QUOTE (dhall @ May 5 2008, 04:31 PM)

This apparently, is a non-qualified plan.
There are variants of the premium financing used in estate planning that are being used in the key employee - executive benefits marketplace. You may be looking at one of them.
Elective Deferral Alternative ... The core concept is the executive owns an institutionally priced life insurance policy (ILI) and makes contributions on an after-tax basis (supplemental Roth alternative). The executive can increase the contribution through a premium loan at LIBOR plus _%.
SERP Alternative ... The company can be making bonuses in the traditional bonus 162 variants and again the executive has the option to increase the contribution through a premium loan.

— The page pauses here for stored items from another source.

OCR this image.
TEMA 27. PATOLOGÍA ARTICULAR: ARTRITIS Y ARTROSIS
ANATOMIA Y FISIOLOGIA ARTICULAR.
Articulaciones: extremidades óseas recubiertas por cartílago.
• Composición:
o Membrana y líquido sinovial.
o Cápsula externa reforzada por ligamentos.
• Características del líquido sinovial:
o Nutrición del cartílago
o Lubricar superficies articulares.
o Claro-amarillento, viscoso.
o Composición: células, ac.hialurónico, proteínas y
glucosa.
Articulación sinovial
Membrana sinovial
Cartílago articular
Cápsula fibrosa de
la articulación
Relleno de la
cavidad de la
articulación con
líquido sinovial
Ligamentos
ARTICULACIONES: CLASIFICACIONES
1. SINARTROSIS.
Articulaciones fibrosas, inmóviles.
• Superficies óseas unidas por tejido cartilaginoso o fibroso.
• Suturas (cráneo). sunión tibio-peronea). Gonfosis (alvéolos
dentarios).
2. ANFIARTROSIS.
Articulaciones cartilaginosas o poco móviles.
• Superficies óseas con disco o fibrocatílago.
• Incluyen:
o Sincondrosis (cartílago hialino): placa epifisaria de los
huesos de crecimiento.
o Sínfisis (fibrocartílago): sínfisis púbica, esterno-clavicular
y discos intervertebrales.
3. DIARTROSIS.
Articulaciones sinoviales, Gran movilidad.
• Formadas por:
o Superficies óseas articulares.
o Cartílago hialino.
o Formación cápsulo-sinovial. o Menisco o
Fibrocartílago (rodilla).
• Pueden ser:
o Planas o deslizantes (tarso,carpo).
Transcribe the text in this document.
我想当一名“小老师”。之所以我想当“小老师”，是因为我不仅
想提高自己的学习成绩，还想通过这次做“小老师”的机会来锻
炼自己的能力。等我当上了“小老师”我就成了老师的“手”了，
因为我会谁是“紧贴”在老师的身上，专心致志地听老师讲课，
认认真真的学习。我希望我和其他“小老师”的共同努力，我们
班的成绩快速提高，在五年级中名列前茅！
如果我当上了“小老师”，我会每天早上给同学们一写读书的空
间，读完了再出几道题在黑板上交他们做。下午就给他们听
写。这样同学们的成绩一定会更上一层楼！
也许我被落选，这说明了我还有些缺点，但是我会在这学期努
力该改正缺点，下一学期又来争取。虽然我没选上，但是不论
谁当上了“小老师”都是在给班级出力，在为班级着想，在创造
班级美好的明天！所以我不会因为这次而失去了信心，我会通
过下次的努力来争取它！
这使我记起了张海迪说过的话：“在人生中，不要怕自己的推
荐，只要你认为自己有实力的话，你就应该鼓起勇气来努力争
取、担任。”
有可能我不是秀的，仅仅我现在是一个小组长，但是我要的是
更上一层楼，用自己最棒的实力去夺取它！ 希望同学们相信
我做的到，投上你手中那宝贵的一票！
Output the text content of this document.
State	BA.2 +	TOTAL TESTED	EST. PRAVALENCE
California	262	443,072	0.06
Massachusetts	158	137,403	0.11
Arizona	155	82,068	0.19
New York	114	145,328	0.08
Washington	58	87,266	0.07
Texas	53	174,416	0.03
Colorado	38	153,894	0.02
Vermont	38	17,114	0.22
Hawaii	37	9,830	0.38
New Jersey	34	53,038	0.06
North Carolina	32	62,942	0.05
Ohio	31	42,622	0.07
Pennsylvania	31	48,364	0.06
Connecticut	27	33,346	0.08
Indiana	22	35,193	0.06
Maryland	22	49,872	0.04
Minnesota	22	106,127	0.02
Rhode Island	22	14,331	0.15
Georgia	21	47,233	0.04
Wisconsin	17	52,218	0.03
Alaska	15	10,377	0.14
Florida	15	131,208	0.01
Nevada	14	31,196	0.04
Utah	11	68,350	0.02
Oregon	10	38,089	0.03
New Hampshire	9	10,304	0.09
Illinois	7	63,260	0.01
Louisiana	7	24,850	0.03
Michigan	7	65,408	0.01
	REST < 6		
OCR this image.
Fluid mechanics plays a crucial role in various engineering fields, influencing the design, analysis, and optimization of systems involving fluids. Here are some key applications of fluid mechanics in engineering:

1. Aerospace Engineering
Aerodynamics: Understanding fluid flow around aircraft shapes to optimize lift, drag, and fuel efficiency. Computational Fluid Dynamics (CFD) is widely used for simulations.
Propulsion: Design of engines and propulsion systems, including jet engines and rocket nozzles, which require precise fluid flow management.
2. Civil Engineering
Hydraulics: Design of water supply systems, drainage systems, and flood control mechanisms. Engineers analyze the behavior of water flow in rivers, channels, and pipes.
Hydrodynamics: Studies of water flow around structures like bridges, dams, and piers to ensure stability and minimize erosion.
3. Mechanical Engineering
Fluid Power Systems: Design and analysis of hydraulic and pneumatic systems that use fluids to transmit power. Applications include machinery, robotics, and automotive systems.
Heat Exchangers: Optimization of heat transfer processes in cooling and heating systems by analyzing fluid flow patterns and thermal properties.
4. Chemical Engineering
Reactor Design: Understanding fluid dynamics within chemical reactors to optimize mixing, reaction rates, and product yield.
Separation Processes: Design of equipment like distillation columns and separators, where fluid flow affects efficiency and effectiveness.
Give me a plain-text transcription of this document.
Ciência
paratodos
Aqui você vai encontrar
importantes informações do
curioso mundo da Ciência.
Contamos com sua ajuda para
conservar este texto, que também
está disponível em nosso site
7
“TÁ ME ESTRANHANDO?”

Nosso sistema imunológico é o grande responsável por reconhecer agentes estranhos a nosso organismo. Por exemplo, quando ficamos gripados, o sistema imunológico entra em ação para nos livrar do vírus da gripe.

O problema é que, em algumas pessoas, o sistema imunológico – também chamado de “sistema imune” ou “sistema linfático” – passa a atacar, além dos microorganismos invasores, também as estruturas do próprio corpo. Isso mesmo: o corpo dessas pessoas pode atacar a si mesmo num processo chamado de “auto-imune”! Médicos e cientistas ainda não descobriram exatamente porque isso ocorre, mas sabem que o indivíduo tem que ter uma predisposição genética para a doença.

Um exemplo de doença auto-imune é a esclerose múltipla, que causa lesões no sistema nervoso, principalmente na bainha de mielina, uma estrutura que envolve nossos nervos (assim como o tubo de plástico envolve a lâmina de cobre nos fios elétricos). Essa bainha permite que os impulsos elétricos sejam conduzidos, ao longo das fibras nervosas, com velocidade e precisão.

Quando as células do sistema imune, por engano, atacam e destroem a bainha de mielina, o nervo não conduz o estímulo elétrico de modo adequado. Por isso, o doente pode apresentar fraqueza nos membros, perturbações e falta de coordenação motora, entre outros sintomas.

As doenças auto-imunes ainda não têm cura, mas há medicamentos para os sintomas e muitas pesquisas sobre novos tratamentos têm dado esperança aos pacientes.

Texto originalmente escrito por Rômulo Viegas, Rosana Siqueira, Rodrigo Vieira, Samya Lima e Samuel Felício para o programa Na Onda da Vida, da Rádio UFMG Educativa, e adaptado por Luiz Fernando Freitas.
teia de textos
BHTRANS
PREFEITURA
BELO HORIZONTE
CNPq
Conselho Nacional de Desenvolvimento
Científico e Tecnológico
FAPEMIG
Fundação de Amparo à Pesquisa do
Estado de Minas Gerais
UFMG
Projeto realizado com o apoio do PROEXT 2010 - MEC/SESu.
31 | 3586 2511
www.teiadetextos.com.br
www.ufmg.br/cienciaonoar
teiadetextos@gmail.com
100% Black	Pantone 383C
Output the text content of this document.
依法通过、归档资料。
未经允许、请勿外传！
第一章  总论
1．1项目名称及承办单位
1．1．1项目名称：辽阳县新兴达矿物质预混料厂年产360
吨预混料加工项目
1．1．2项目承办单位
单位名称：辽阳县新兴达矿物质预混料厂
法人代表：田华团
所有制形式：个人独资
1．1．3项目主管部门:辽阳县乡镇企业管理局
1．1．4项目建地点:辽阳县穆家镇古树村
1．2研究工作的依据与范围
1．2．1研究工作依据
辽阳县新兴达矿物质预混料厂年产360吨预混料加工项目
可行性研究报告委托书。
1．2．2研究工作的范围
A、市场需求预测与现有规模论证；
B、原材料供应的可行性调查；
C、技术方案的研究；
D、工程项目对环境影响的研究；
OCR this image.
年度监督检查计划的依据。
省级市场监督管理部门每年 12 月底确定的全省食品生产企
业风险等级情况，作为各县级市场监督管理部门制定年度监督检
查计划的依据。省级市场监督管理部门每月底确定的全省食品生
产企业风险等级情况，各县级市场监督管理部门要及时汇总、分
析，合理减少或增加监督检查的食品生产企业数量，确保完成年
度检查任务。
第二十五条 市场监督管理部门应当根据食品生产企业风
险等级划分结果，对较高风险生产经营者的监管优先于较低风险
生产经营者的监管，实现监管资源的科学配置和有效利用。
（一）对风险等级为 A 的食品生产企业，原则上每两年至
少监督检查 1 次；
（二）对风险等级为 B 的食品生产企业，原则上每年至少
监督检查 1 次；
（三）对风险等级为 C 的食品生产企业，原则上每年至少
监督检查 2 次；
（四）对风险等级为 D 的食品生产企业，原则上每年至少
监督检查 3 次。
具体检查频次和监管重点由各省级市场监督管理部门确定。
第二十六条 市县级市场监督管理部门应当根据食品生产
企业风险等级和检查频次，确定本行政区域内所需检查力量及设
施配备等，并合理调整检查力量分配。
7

The key to these alternatives is ILI has become so efficient ... key employees are living so long and ILI mortality is so cheap ... its more effective today for the executive to own the asset for life rather than be an unsecured creditor during their employment. If the employer has costs or is making contributions it can still buy ILI for COLI cost recovery purposes. So you end up with the key employee owning the benefit asset and the employer owning a cost recovery asset.
On a non-leverage basis the executive has greater cash accumulation value on a secured personally owned basis plus some extra life insurance protection at $0 incremental cost, the company has converted to a simple bonus structure and typically not dealing with 409A issues, the company can optionally buy ILI for cost-recovery while reducing its cash flow to deliver the same value. And if the executive wants to premium finance some extra contribution capacity, that's their option.
All of my plans are non-leveraged. I'm in the mid-west and our employers are conservative and uncomfortable putting their name behind an employer facilitated leveraged program.
More and more you are seeing recommendations for employers to get out of the old "Top Hat" structure and move to an executive owned ILI structure. Better economics for both the employee and the employer, no 409A issues and greater flexibility to address the financial parity issue employers have that can't be solved with the Top Hat structure ... ILI is available to the top 35% vs. Top Hat plans for the top 5%-7%. And because the key employee owns the funding vehicle, any employer can deliver parity to their key people ... parity is no longer a C-corp perk.
So, not a revolutionary move, but an evolutionary move ... it was only a matter of time that key employees would be living so long that it would be more efficient to structure the programs on an employee owned basis ... and that change happened in 2002.